The goal is to find the smallest member of a prime number family consisting of exactly eight primes that share one additional property.

With two examples given, the problem description is pretty clear. 56003, 56113, 56333…56**3. Replace the wildcards with the same digit and the resulting number is still prime.

Everything else is just vague as f***. How many wildcards? What’s their position? Will the “smallest” prime be a rather large number or not?

At least the wildcard values are more or less clear. As the prime number family will have eight members, eight different wildcard substitutes out of [0, 1, 2, …, 9] will be required.

Asking “Dr. Google”

Lazy as I am, I started googling for the term “prime number family”. For sure, there must be something on mathworld.wolfram.com.
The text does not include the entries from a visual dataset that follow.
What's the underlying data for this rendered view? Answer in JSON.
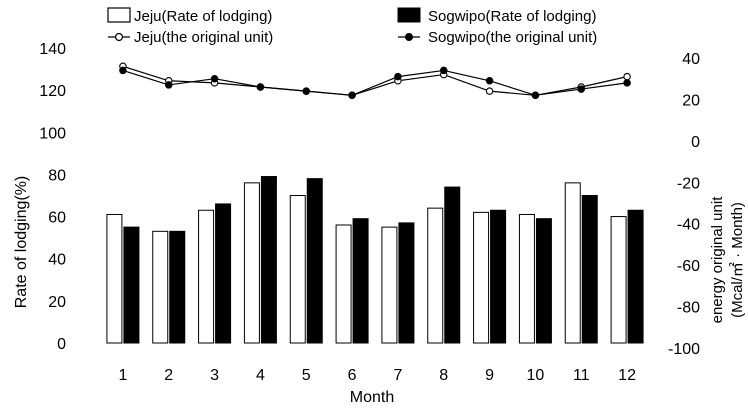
{
  "chart_data": {
    "type": "bar",
    "categories": [
      "1",
      "2",
      "3",
      "4",
      "5",
      "6",
      "7",
      "8",
      "9",
      "10",
      "11",
      "12"
    ],
    "xlabel": "Month",
    "ylabel_left": "Rate of lodging(%)",
    "ylabel_right_line1": "energy original unit",
    "ylabel_right_line2": "(Mcal/㎡ · Month)",
    "ylim_left": [
      0,
      140
    ],
    "yticks_left": [
      0,
      20,
      40,
      60,
      80,
      100,
      120,
      140
    ],
    "ylim_right": [
      -100,
      40
    ],
    "yticks_right": [
      -100,
      -80,
      -60,
      -40,
      -20,
      0,
      20,
      40
    ],
    "grid": false,
    "legend_position": "top",
    "series": [
      {
        "name": "Jeju(Rate of lodging)",
        "kind": "bar",
        "axis": "left",
        "fill": "#ffffff",
        "values": [
          61,
          53,
          63,
          76,
          70,
          56,
          55,
          64,
          62,
          61,
          76,
          60
        ]
      },
      {
        "name": "Sogwipo(Rate of lodging)",
        "kind": "bar",
        "axis": "left",
        "fill": "#000000",
        "values": [
          55,
          53,
          66,
          79,
          78,
          59,
          57,
          74,
          63,
          59,
          70,
          63
        ]
      },
      {
        "name": "Jeju(the original unit)",
        "kind": "line",
        "axis": "right",
        "marker": "open-circle",
        "values": [
          36,
          29,
          28,
          26,
          24,
          22,
          29,
          32,
          24,
          22,
          26,
          31
        ]
      },
      {
        "name": "Sogwipo(the original unit)",
        "kind": "line",
        "axis": "right",
        "marker": "filled-circle",
        "values": [
          34,
          27,
          30,
          26,
          24,
          22,
          31,
          34,
          29,
          22,
          25,
          28
        ]
      }
    ]
  }
}
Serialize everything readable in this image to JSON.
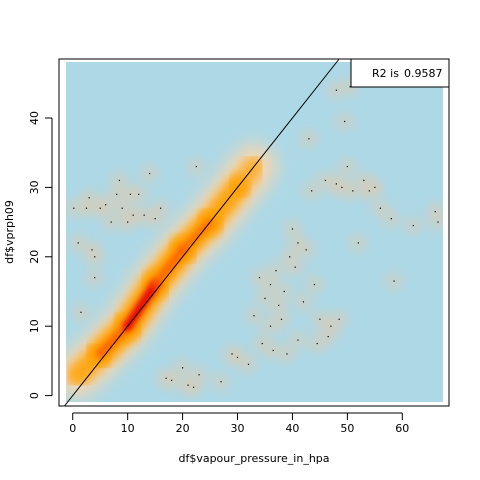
{
  "chart_data": {
    "type": "heatmap",
    "subtype": "smoothScatter",
    "xlabel": "df$vapour_pressure_in_hpa",
    "ylabel": "df$vprph09",
    "xlim": [
      -2.5,
      68.5
    ],
    "ylim": [
      -1.5,
      48.5
    ],
    "x_ticks": [
      0,
      10,
      20,
      30,
      40,
      50,
      60
    ],
    "y_ticks": [
      0,
      10,
      20,
      30,
      40
    ],
    "background_color": "#add8e6",
    "density_colors": [
      "#add8e6",
      "#ffd0a0",
      "#ffa000",
      "#ff6000",
      "#e00000"
    ],
    "reference_line": {
      "slope": 1,
      "intercept": 0
    },
    "legend": {
      "position": "top-right",
      "label": "R2 is",
      "value": "0.9587"
    },
    "density_ridge": {
      "x": [
        1,
        5,
        10,
        15,
        20,
        25,
        30,
        33
      ],
      "y": [
        3,
        6,
        10,
        16,
        21,
        25,
        30,
        33
      ],
      "intensity": [
        0.3,
        0.7,
        1.0,
        0.9,
        0.75,
        0.65,
        0.45,
        0.2
      ]
    },
    "outlier_points": [
      {
        "x": 0.2,
        "y": 27
      },
      {
        "x": 1,
        "y": 22
      },
      {
        "x": 1.5,
        "y": 12
      },
      {
        "x": 2.5,
        "y": 27
      },
      {
        "x": 3,
        "y": 28.5
      },
      {
        "x": 3.5,
        "y": 21
      },
      {
        "x": 4,
        "y": 20
      },
      {
        "x": 4,
        "y": 17
      },
      {
        "x": 5,
        "y": 27
      },
      {
        "x": 6,
        "y": 27.5
      },
      {
        "x": 7,
        "y": 25
      },
      {
        "x": 8,
        "y": 29
      },
      {
        "x": 8.5,
        "y": 31
      },
      {
        "x": 9,
        "y": 27
      },
      {
        "x": 10,
        "y": 25
      },
      {
        "x": 10.5,
        "y": 29
      },
      {
        "x": 11,
        "y": 26
      },
      {
        "x": 12,
        "y": 29
      },
      {
        "x": 13,
        "y": 26
      },
      {
        "x": 14,
        "y": 32
      },
      {
        "x": 15,
        "y": 25.5
      },
      {
        "x": 16,
        "y": 27
      },
      {
        "x": 17,
        "y": 2.5
      },
      {
        "x": 18,
        "y": 2.2
      },
      {
        "x": 20,
        "y": 4
      },
      {
        "x": 21,
        "y": 1.5
      },
      {
        "x": 22,
        "y": 1.2
      },
      {
        "x": 22.5,
        "y": 33
      },
      {
        "x": 23,
        "y": 3
      },
      {
        "x": 27,
        "y": 2
      },
      {
        "x": 29,
        "y": 6
      },
      {
        "x": 30,
        "y": 5.5
      },
      {
        "x": 32,
        "y": 4.5
      },
      {
        "x": 33,
        "y": 11.5
      },
      {
        "x": 34,
        "y": 17
      },
      {
        "x": 34.5,
        "y": 7.5
      },
      {
        "x": 35,
        "y": 14
      },
      {
        "x": 36,
        "y": 16
      },
      {
        "x": 36,
        "y": 10
      },
      {
        "x": 36.5,
        "y": 6.5
      },
      {
        "x": 37,
        "y": 18
      },
      {
        "x": 37.5,
        "y": 13
      },
      {
        "x": 38,
        "y": 11
      },
      {
        "x": 38.5,
        "y": 15
      },
      {
        "x": 39,
        "y": 6
      },
      {
        "x": 39.5,
        "y": 20
      },
      {
        "x": 40,
        "y": 24
      },
      {
        "x": 40.5,
        "y": 18.5
      },
      {
        "x": 41,
        "y": 22
      },
      {
        "x": 41,
        "y": 8
      },
      {
        "x": 42,
        "y": 13.5
      },
      {
        "x": 42.5,
        "y": 21
      },
      {
        "x": 43,
        "y": 37
      },
      {
        "x": 43.5,
        "y": 29.5
      },
      {
        "x": 44,
        "y": 16
      },
      {
        "x": 44.5,
        "y": 7.5
      },
      {
        "x": 45,
        "y": 11
      },
      {
        "x": 46,
        "y": 31
      },
      {
        "x": 46.5,
        "y": 8.5
      },
      {
        "x": 47,
        "y": 10
      },
      {
        "x": 48,
        "y": 30.5
      },
      {
        "x": 48.5,
        "y": 11
      },
      {
        "x": 49,
        "y": 30
      },
      {
        "x": 49.5,
        "y": 39.5
      },
      {
        "x": 50,
        "y": 33
      },
      {
        "x": 51,
        "y": 29.5
      },
      {
        "x": 52,
        "y": 22
      },
      {
        "x": 53,
        "y": 31
      },
      {
        "x": 54,
        "y": 29.5
      },
      {
        "x": 55,
        "y": 30
      },
      {
        "x": 56,
        "y": 27
      },
      {
        "x": 58,
        "y": 25.5
      },
      {
        "x": 58.5,
        "y": 16.5
      },
      {
        "x": 62,
        "y": 24.5
      },
      {
        "x": 66,
        "y": 26.5
      },
      {
        "x": 66.5,
        "y": 25
      },
      {
        "x": 48,
        "y": 44
      },
      {
        "x": 50.5,
        "y": 44.5
      }
    ]
  }
}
Mathematically illiterate as I am, I couldn’t find anything. Therefore, I had to go back to the drawing board.

DIY

Whenever I don’t know what to do, I tend to start with something very simple. In this case, a for-loop to generate numbers and a function to check for primes. With an upper limit of 1.000.000. Working on Project Euler problems often involves comically large numbers. Turns out this one time I got lucky with my uneducated guess.
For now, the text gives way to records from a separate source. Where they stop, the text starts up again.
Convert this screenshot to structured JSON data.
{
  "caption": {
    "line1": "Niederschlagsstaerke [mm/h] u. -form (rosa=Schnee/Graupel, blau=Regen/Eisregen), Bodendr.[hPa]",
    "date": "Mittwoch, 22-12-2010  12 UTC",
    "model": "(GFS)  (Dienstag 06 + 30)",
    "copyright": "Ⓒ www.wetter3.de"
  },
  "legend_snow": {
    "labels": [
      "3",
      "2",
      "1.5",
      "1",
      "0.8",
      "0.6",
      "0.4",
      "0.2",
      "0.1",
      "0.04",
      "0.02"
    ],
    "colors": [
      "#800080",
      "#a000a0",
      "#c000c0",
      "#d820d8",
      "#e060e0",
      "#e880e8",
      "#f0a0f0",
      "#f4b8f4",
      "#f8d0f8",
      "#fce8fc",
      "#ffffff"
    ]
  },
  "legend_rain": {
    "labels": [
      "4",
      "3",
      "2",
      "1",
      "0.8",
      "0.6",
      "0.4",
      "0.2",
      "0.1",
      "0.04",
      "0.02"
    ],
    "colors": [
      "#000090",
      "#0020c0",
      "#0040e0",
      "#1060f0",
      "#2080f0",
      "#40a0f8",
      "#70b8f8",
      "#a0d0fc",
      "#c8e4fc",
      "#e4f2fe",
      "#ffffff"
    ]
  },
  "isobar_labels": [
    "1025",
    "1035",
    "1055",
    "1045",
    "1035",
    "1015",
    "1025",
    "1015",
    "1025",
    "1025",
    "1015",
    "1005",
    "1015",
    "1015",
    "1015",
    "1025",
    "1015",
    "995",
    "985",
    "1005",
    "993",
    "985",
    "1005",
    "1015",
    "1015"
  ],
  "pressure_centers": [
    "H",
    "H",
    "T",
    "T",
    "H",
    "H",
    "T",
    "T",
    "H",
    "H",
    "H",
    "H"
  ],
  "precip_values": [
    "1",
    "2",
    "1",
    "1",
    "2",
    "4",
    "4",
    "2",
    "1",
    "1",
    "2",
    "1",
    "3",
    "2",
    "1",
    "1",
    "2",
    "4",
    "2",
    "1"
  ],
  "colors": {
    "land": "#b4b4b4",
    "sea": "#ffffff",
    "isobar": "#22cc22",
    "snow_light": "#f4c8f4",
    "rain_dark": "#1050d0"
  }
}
I also just assumed (hoped) that the correct answer will contain only two or three wildcards. Nevertheless, I added a function to count the occurrences of a given digit within one of my prime numbers. Without paying any attention to its position.

Next, I added a replacement method. Beware of leading zeros!
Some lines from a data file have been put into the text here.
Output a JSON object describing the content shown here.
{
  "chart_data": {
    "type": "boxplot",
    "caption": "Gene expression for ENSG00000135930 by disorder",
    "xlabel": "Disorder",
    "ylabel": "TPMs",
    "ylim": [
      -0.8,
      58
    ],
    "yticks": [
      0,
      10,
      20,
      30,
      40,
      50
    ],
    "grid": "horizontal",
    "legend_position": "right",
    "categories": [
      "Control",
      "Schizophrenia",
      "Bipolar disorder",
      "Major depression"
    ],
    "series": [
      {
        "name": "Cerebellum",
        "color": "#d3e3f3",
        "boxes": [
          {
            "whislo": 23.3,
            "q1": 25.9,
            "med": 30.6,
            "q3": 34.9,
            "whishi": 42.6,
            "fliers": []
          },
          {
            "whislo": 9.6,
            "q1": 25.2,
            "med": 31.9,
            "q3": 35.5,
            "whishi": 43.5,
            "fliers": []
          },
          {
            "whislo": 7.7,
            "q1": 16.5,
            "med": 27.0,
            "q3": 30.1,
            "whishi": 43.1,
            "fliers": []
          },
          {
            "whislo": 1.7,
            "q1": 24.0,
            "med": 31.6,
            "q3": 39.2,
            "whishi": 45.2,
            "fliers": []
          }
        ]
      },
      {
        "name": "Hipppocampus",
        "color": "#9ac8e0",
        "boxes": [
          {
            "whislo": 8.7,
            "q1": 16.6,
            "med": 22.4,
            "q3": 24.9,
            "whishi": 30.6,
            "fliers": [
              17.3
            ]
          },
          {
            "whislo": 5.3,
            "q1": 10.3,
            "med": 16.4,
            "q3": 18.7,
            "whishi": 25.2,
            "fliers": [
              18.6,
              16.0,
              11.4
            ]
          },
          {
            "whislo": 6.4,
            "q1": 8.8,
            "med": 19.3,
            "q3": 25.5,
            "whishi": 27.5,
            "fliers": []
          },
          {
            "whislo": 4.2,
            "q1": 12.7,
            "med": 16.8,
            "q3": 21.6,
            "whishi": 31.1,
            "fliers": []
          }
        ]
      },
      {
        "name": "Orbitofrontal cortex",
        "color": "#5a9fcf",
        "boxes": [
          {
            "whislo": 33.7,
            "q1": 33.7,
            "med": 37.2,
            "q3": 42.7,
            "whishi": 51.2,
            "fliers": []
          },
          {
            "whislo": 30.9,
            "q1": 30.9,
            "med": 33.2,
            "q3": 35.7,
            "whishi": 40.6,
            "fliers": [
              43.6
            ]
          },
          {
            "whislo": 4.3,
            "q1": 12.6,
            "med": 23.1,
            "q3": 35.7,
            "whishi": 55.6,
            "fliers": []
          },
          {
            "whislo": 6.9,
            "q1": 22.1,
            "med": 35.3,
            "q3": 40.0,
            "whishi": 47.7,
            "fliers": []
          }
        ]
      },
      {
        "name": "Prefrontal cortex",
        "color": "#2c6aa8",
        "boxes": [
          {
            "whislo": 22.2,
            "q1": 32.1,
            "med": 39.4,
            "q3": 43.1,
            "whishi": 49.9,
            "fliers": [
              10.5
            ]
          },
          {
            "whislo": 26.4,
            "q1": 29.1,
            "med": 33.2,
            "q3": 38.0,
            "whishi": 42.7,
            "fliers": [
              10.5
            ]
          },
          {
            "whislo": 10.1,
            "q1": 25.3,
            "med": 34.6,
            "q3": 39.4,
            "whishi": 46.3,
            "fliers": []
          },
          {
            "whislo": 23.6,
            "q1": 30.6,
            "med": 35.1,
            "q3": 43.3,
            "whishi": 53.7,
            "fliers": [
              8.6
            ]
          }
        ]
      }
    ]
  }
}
And finally, a counter for the resulting primes after replacing the wildcards by iterating the list [0, 1, 2, …, 9].

After fiddling around with the parameters of my patchwork code and removing a couple of bugs, I found a promising small number matching the requirements, pasted it in the answer field, and hit jackpot faster than expected.

My solution might not be the most elegant, but it works and still executes reasonably fast (~1 second) after removing all guesswork from the code.

Before calling it a day, here are some hints in case you are stuck working on Problem 51:

You are looking for a small number (way below 1.000.000).